Two years ago, a diverse set of business women were united by Chris Leighton, a Southampton-based Get Mentoring mentor and coach who runs Zeal for Business. Together, they’ve turned enterprise mentoring into a group activity, with exceptionally successful results. One of the mentoring group, Sally Brown of The Happy Bee Company took time out from running her natural cosmetics company, to tell us how the mentoring collective have helped one another to success.
How can women running businesses operating in areas as diverse as prom dress hire, handmade cosmetics, bookkeeping and photography support one another to steadily develop all seven of their businesses? That’s the question we put to Sally Brown, the 45-year-old owner of The Happy Bee Company, which produces lovely skincare from a Norfolk bee farm. In essence, she explains, it’s all down to her one-time mentor Chris Leighton who realised that if she united a number of the women she was mentoring they’d be able to help each other and pool both their experiences and their support. Sally remembers how it all began:
“Chris created the Action Learning Set (ALS) for us, which became our monthly meeting. If one of us has an issue in our business we use the ALS agenda to really pull the problem apart. Together we can look at the problem, analyse it and come up with suggestions. The person with the issue then chooses her own course of action, and the following month she reports back.”
The women, who all work in around a 40-mile radius, started meeting around two years ago. Chris had handpicked them as people who weren’t at the very beginning of their enterprise journeys but rather a year or more into them. As well as Sally, there was Lucy Kayne (a photographer), Dee Youngman (an accountant), Kim Bryant (an HR professional), Debbie Roberts (a graphic facilitator), Anne Gillion (an artisan food expert) and Hazel Hallett (a fashion retailer). As well as being at similar stages in terms of getting set up, it was significant, and deliberate, that they also had their gender in common, as Sally outlines:
“When we first started I think it was important that we were all women. For the first year Chris chaired the meetings, then she stood back and we continued to meet. There was a camaraderie to us all being female, a sense of mutual support. I think if men had been there it would have changed the dynamic.”
In fact, the women have now grown in confidence and have recently decided to welcome their first male member into the group. The issues the women share can be as simple and as general as ‘how do I make my business work?’ Having asked this question, the group will brainstorm ideas, exploring from every angle to help an individual find their way. But sometimes, the issues are more specific, as Sally explains:
“Someone might say ‘what can I do to boost customer numbers?’ Together, we may look at a business’s structure, the selling platforms it uses or other specific areas.”

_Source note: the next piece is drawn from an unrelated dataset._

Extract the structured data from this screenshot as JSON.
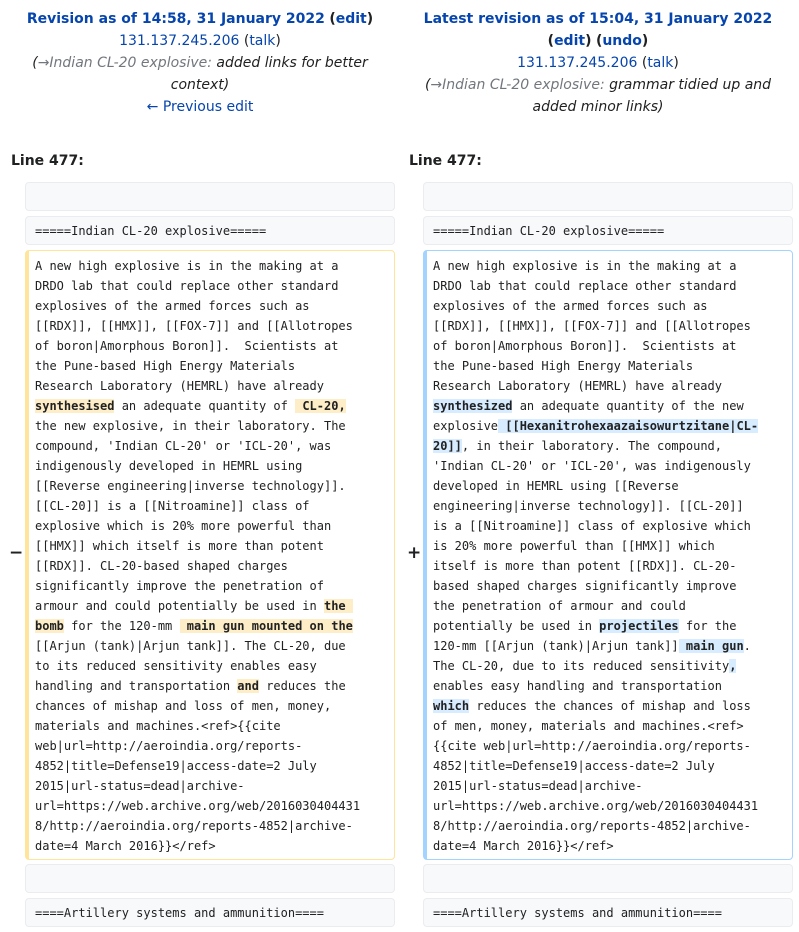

Sally’s own business had been up and running for around 18 months when the group formed and she was facing some serious make-or-break issues, as she remembers:
“My business was limping along. It wasn’t doing what it should have been doing. I went to the group and they helped me to re-cost everything. They asked me to breakdown exactly how much it costs to manufacture a hand cream; they asked how much each ingredient cost, how much did I pay for the containers etc. Then, together we worked out what my pricing needed to be for me to get on-track.”
Sally has also called on the group for moral support and even took two of the other members along with her to a meeting to secure a contract with business angels.
“I took Dee, who runs a bookkeeping business, and Kim, who has a business in HR, along with me and I’m so glad I did. I was a nervous wreck but there were three of us to two of them and I managed to get the investment I needed. Dee and Kim have skillsets that I just don’t have, which they willingly shared.”
This skills sharing is very much part of the group’s ethos. One member, Lucy, as a professional photographer can bring web skills to the group, while Sally herself is a good problem solver. Sally credits the group with saving her business, as it was through the group mentoring that she came to radically alter the way she took her products to market. She says:
“Originally I was trying to sell at craft fairs and to small shops but it was a lot of hard work and it just wasn’t happening. I was lucky because those two investors I had won through the support of the group told me I needed to sell on Amazon, which is what I’ve been doing for the last five months. The change and the difference to my business has been phenomenal.”
In fact, the improvement in The Happy Bee Company’s fortunes has been so great that Sally has been able to give up her full-time job as a functional skills tutor and focus on the business. She says:
“I feel like I’m swimming without armbands for the first time! Although my business is still small and I’m growing it very slowly and organically, it can now pay me a wage I can actually live on and I’m turning a profit. In large part that’s down to my mentoring group.”